Kibele figürünün kökeni Anadolu'da çok eski dönemlere dayanır. Örneğin Hitit ve Hurriler tarafından tapınılan Kubaba, tartışmalı da olsa, çok sonraları oluşacak Kibele'ye öncülük eden figürlerden biri sayılır Bu heykel 1958 yılında Konya'nın Çumra ilçesindeki Çatalhöyük köyünde bulunmuştur. En yaygın kullanımı Frig uygarlığındadır. Frigya mitolojisinde bir ana tanrıça olan Kibele'ye genellikle dağ zirvelerinde tapınılırdı. Doğa ile özdeşleştirilmiş, özellikle bazı vahşi hayvanlarla ilişkilendirilmiştir. Anadolu'da çok sayıda Kybele anıtı vardır. Afyon-Eskişehir civarında yer alan açık hava tapınaklarında niş içinde, iki yanında arka ayakları üzerinde birer aslan duran ana tanrıça kabartması bulunur.

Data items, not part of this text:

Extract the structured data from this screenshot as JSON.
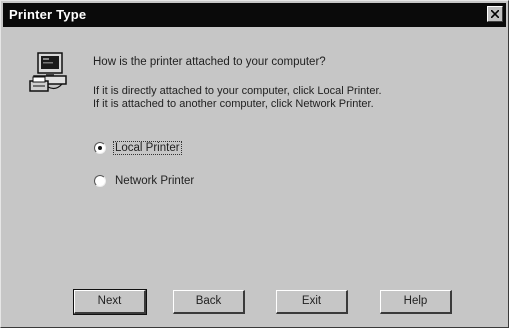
{
  "window": {
    "title": "Printer Type",
    "close_icon": "close-icon"
  },
  "content": {
    "icon": "computer-printer-icon",
    "question": "How is the printer attached to your computer?",
    "instruction_line1": "If it is directly attached to your computer, click Local Printer.",
    "instruction_line2": "If it is attached to another computer, click Network Printer."
  },
  "options": [
    {
      "label": "Local Printer",
      "selected": true
    },
    {
      "label": "Network Printer",
      "selected": false
    }
  ],
  "buttons": {
    "next": "Next",
    "back": "Back",
    "exit": "Exit",
    "help": "Help"
  }
}
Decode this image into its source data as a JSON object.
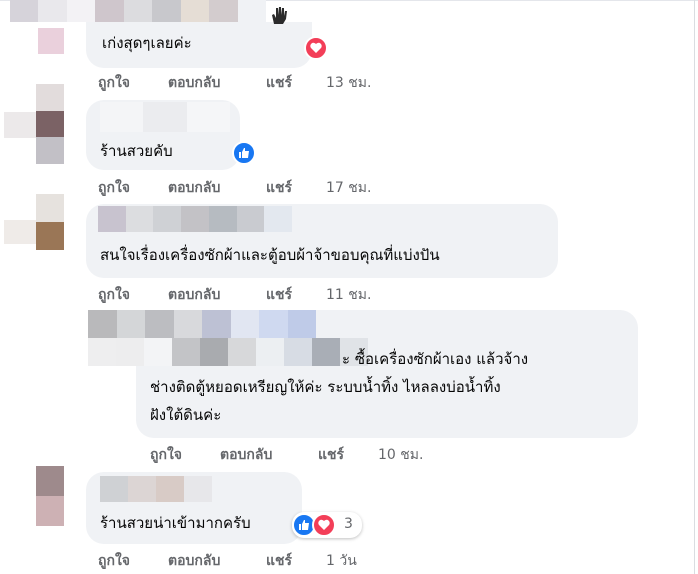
{
  "comments": [
    {
      "text": "เก่งสุดๆเลยค่ะ",
      "actions": {
        "like": "ถูกใจ",
        "reply": "ตอบกลับ",
        "share": "แชร์",
        "time": "13 ชม."
      },
      "reaction": "love-icon"
    },
    {
      "text": "ร้านสวยคับ",
      "actions": {
        "like": "ถูกใจ",
        "reply": "ตอบกลับ",
        "share": "แชร์",
        "time": "17 ชม."
      },
      "reaction": "like-icon"
    },
    {
      "text": "สนใจเรื่องเครื่องซักผ้าและตู้อบผ้าจ้าขอบคุณที่แบ่งปัน",
      "actions": {
        "like": "ถูกใจ",
        "reply": "ตอบกลับ",
        "share": "แชร์",
        "time": "11 ชม."
      }
    },
    {
      "line1": "ะ ซื้อเครื่องซักผ้าเอง แล้วจ้าง",
      "line2": "ช่างติดตู้หยอดเหรียญให้ค่ะ ระบบน้ำทิ้ง ไหลลงบ่อน้ำทิ้ง",
      "line3": "ฝังใต้ดินค่ะ",
      "actions": {
        "like": "ถูกใจ",
        "reply": "ตอบกลับ",
        "share": "แชร์",
        "time": "10 ชม."
      }
    },
    {
      "text": "ร้านสวยน่าเข้ามากครับ",
      "actions": {
        "like": "ถูกใจ",
        "reply": "ตอบกลับ",
        "share": "แชร์",
        "time": "1 วัน"
      },
      "reaction_count": "3"
    }
  ],
  "colors": {
    "bubble": "#f0f2f5",
    "meta": "#65676b",
    "like": "#1877f2",
    "love": "#f33e58"
  }
}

Ana tanrıçaya tapınmaya gelenlerin, bereket ve doğurganlıktan pay almak için Kybele'nin ve aslanların üreme organlarına dokunarak aşındırdıkları görülmektedir.

 

 

 

Frigya'daki tılsımlı taşlar

Anadolu’da Kibele’yi baş ilahe (ana tanrıça) olarak kabul eden bir topluluğun vecde dayalı bir organizasyon biçimini Frigyalılar döneminde kazandığı sanılmaktadır. Eski metinler Koribantlar denilen Frigyalı Kibele rahiplerinin psişik yeteneklere sahip olduklarını, tılsımlı taşlar kullandıklarını ve kendilerini hadım ettiklerini bildirmektedir. Enerjik etkinliğe sahip olduklarına inanılan bu tılsımlı taşlardan en ünlüsü vaktiyle Pessinus’ta bulunan, Kibele kara-taşı olarak bilinir. Friglerde bereket ve çoğalmanın simgesi olmuştur. Bu inanış daha sonra Yunanlara ve Araplara geçmiştir.
Kybele inancı daha sonraki uygarlıkları da büyük ölçüde etkilemiştir. Özellikle Yunan ve Roma mitolojisinde, Frigya dönemindeki bazı tapınma ritüelleri aynı formda kültik olarak devam etmiş, Kibele'nin özellikleri farklı tanrı ve tanrıçalarda yeniden hayat bulmuştur. Bunun en bilinen örneği Yunan mitolojisindeki Artemis'tir; Artemis Roma mitolojisinde Diana adını almıştır.
Kybele, edebiyatta en çok sözü edilen tanrıçalardan biridir. Özellikle Romalı yazarlar Kybele'den çok sık bahsetmişlerdir.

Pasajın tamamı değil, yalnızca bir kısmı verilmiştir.